The threshold attenuation values of 20 or 25 HU in the unenhanced CT appear optimal for discriminating an adrenal adenoma from a nonadenoma. The size criteria are of little value in differentiating adrenal masses because of their low specificity or low sensitivity.
确定平扫计算机断层扫描(CT)中衰减值的最佳阈值,并评估大小标准在鉴别肾上腺腺瘤与非腺瘤中的价值。
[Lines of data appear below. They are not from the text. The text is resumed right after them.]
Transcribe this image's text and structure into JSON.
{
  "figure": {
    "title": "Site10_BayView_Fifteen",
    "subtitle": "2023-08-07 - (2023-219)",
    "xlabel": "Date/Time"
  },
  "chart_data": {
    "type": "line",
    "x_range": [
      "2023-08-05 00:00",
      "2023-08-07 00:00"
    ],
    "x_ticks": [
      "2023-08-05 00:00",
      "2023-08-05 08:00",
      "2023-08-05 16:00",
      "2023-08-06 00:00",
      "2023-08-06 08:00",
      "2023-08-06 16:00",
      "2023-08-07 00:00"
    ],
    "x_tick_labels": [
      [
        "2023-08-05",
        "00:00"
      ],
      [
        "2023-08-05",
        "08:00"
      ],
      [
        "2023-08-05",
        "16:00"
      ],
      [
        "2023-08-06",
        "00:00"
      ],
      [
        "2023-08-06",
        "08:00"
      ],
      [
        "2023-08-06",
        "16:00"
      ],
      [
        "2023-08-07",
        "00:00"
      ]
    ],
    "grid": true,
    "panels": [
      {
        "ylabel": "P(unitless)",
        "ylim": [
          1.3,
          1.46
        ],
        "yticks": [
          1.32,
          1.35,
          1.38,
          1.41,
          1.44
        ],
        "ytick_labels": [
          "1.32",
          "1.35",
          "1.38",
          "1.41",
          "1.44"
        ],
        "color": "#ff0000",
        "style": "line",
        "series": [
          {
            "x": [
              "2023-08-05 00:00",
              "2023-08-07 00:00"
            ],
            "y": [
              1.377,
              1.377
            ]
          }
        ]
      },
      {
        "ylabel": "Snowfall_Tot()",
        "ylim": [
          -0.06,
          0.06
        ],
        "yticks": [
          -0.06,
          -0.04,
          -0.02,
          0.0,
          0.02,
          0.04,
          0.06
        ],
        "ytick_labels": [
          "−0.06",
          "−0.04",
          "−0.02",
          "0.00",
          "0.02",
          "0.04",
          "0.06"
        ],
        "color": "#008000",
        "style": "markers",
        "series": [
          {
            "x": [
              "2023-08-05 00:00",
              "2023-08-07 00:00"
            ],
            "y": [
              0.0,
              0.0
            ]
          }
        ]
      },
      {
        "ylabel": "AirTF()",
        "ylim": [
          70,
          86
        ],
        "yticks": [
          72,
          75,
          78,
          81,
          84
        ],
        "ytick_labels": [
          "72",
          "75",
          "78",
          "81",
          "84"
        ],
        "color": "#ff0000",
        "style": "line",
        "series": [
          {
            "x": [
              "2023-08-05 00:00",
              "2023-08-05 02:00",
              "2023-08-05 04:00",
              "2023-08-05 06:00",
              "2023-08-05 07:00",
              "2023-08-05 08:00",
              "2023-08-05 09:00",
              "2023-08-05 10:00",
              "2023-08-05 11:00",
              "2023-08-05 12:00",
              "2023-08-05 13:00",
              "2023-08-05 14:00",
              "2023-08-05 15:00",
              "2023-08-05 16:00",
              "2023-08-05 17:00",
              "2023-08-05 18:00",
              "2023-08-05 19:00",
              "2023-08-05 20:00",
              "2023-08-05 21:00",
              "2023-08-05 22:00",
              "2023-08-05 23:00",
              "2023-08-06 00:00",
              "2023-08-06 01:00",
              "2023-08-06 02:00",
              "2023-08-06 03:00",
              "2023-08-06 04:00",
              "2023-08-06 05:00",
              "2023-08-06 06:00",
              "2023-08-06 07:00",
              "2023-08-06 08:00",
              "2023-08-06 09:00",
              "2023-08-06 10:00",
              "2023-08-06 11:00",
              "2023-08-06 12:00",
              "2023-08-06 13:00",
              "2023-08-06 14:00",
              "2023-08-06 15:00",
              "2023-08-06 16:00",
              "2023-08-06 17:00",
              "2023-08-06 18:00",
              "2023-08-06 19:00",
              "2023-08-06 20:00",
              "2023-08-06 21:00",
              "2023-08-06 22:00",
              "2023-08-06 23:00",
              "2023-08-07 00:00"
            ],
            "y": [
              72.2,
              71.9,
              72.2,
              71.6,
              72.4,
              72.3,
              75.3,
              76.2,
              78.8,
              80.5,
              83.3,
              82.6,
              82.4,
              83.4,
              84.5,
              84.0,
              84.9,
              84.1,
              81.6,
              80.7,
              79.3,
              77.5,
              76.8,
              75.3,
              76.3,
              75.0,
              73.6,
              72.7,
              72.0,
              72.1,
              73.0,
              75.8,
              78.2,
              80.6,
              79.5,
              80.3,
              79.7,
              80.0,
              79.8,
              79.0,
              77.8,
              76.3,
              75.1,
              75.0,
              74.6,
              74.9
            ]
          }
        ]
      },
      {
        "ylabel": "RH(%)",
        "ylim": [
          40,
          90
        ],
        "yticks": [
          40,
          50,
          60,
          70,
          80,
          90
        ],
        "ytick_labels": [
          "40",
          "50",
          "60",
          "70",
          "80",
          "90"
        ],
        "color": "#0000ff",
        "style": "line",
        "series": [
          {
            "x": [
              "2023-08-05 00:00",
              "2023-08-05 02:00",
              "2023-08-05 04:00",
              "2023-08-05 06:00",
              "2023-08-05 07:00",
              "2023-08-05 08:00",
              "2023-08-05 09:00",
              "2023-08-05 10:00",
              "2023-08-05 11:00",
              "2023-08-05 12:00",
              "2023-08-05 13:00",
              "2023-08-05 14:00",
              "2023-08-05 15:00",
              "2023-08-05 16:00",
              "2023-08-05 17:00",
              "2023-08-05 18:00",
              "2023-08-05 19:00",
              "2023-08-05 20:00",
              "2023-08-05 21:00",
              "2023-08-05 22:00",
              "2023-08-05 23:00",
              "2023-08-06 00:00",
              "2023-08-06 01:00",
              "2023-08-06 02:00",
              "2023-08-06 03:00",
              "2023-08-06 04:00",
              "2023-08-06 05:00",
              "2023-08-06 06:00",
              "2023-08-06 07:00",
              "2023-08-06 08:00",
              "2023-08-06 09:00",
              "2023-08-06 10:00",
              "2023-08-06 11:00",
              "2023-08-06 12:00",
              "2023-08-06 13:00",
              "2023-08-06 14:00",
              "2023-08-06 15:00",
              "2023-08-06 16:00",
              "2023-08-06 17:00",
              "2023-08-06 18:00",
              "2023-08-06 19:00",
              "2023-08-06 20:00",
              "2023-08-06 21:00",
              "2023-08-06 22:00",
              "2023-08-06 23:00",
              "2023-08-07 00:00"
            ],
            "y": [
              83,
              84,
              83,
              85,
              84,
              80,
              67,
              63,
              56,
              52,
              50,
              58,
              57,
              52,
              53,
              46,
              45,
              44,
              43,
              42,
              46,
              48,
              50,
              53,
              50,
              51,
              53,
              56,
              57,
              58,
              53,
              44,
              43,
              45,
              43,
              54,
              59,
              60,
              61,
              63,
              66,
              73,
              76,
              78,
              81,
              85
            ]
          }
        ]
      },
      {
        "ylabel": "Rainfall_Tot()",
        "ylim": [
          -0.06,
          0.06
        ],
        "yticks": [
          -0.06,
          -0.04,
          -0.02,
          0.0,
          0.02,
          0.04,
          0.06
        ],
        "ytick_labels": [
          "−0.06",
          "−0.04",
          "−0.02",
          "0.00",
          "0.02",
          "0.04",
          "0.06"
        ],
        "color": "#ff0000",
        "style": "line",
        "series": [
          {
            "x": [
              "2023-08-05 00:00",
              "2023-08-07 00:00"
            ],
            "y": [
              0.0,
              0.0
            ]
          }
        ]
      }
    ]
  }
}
回顾性分析2001年1月至2005年7月在我院接受肾上腺肿块手术切除的45例患者的平扫CT图像。45个肾上腺肿块包括25个皮质腺瘤、12个嗜铬细胞瘤、3个淋巴瘤和5个经病理证实的转移瘤。CT图像层厚为2mm至3mm。管电流(mAs)在100至160以及200至280之间变化,所有病例管电压均保持在120kVp。采用成组t检验比较肾上腺腺瘤和非腺瘤的平均衰减值。比较10HU、20HU和25HU阈值时的敏感性、特异性、阳性预测值、阴性预测值和准确性。还比较了直径2cm至6cm大小标准的诊断准确性。
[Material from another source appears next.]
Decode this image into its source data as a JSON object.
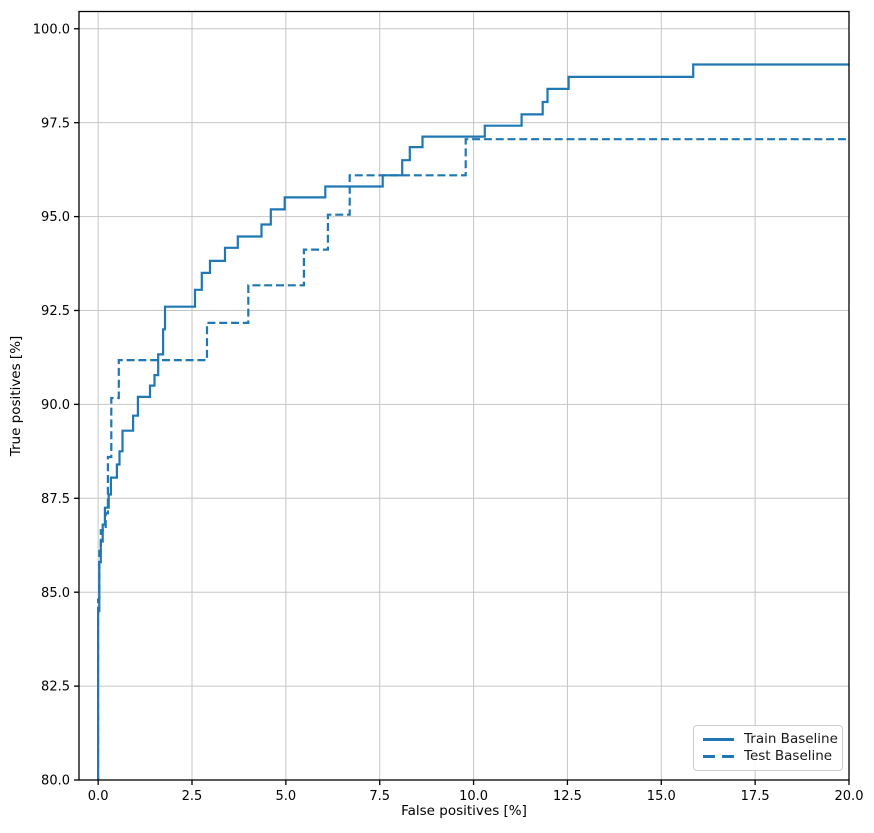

25个腺瘤的衰减值(均值±标准差;16.3±14.9)显著低于非腺瘤(38.1±6.8)(p<0.05)。20个非腺瘤中有19个(90%)的衰减值在30至50HU之间。在10HU阈值时,诊断腺瘤的敏感性、特异性、阳性预测值、阴性预测值和准确性分别为36%、100%、100%、56%和64%;在20HU阈值时,分别为60%、100%、100%、67%和78%;在25HU阈值时,分别为72%、95%、95%、73%和82%。腺瘤的直径(2.44±1.24cm)显著小于非腺瘤(5.09±2.37cm)(p<0.05)。直径4 - 6cm的大小标准敏感性>90%但特异性<70%。直径2cm或3cm的大小标准特异性分别为100%和80%,但敏感性较低,分别为20%和60%。
平扫CT中20或25HU的阈值衰减值似乎最适合鉴别肾上腺腺瘤与非腺瘤。由于大小标准特异性低或敏感性低,其在鉴别肾上腺肿块方面价值不大。